Wednesday, November 11, 2009

Adorno and the Significance of Metaphysics Today

Here's how I put the point of Adorno's metaphysics in the conference paper I wrote earlier this term:

To live today is to live in a state of guilt (that one survives at the expense of another) or forgetfulness (which Adorno argues is based in this feeling of guilt) (M, 114). The impossibility of philosophy can be seen at this point, for reflection takes us away from the sting of the world, and thereby serves as an agent to this very forgetfulness of self, others, and world. Although Adorno doesn’t say this, what he is describing is the problem of skepticism, for skepticism presupposes a distance from the world of nature and of other humans (think of Descartes in his stove-heated room). This is one aspect of metaphysics, and it is the aspect emphasized by the philosophical tradition. The joy of metaphysical speculation elevates us above the merely existent, above those facts so beloved by positivists. Without metaphysics--even the shadow of metaphysics—there can be no conception of truth, but experience teaches us that this truth is ultimately a materialist one. The indifference of the Stoics or the smugness of the relativist Sophists are not live options for Adorno. We are left with a self-critical experience of metaphysics with only one practical postulate: acknowledge suffering, for metaphysics can no longer simply be founded upon logic or structures of thought (provided it ever was); rather, metaphysics is founded upon the material and moral injunction to acknowledge suffering, pain, and death (what Adorno calls the “zone of the carcass and the knacker”) (M, 117).
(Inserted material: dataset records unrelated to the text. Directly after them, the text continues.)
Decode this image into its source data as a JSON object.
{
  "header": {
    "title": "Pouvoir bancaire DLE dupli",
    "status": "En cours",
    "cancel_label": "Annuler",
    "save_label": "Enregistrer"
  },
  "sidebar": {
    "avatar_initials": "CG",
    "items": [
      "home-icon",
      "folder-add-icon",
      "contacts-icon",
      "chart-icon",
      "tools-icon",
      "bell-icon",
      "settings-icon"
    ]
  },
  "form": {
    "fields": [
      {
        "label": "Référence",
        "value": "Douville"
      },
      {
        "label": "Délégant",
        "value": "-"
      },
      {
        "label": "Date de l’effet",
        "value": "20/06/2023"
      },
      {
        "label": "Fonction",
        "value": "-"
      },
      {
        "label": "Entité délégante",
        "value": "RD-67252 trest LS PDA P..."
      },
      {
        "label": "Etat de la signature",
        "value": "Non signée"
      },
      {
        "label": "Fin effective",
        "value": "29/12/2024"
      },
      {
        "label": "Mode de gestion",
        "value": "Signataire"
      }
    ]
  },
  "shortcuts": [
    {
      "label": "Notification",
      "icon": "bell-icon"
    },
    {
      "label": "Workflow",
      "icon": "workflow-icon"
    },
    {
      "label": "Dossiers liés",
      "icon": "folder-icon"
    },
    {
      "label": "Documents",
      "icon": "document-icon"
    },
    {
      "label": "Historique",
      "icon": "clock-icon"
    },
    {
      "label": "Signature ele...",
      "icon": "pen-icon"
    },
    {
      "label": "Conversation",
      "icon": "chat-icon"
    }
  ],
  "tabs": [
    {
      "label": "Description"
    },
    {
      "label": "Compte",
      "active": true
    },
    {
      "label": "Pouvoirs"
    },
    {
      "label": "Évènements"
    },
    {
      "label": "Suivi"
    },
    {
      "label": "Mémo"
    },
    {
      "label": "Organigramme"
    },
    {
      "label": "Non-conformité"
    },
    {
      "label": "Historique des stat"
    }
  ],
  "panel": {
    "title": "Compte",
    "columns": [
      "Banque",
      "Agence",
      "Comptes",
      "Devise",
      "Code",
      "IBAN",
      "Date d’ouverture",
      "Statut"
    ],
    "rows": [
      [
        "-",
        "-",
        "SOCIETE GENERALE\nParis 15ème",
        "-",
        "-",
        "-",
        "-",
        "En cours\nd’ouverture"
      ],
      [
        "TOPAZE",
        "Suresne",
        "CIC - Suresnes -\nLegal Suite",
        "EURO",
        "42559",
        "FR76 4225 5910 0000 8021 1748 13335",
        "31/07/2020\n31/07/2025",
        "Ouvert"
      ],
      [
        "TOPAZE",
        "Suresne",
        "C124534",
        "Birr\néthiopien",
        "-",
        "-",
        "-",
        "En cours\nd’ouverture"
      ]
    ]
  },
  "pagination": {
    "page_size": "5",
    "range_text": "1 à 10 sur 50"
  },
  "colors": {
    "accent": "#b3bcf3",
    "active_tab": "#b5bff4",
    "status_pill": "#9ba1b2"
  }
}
Only in this way can we remain true both to the experience of life and the metaphysical tradition. In a society premised upon control of nature, Adorno’s “emphatic conception of truth” would amount to the acknowledgement of those aspects of existence which resist our efforts to control them. Metaphysics must serve as a reminder that the timeless values which were once upheld as the pinnacle of culture have been replaced by a concrete experience of suffering. Rather than adhering to an epistemological imperative (to comprehend the world as it truly is), the emphatic truth of metaphysics is prompted by a moral one (to acknowledge suffering in the face of indifference).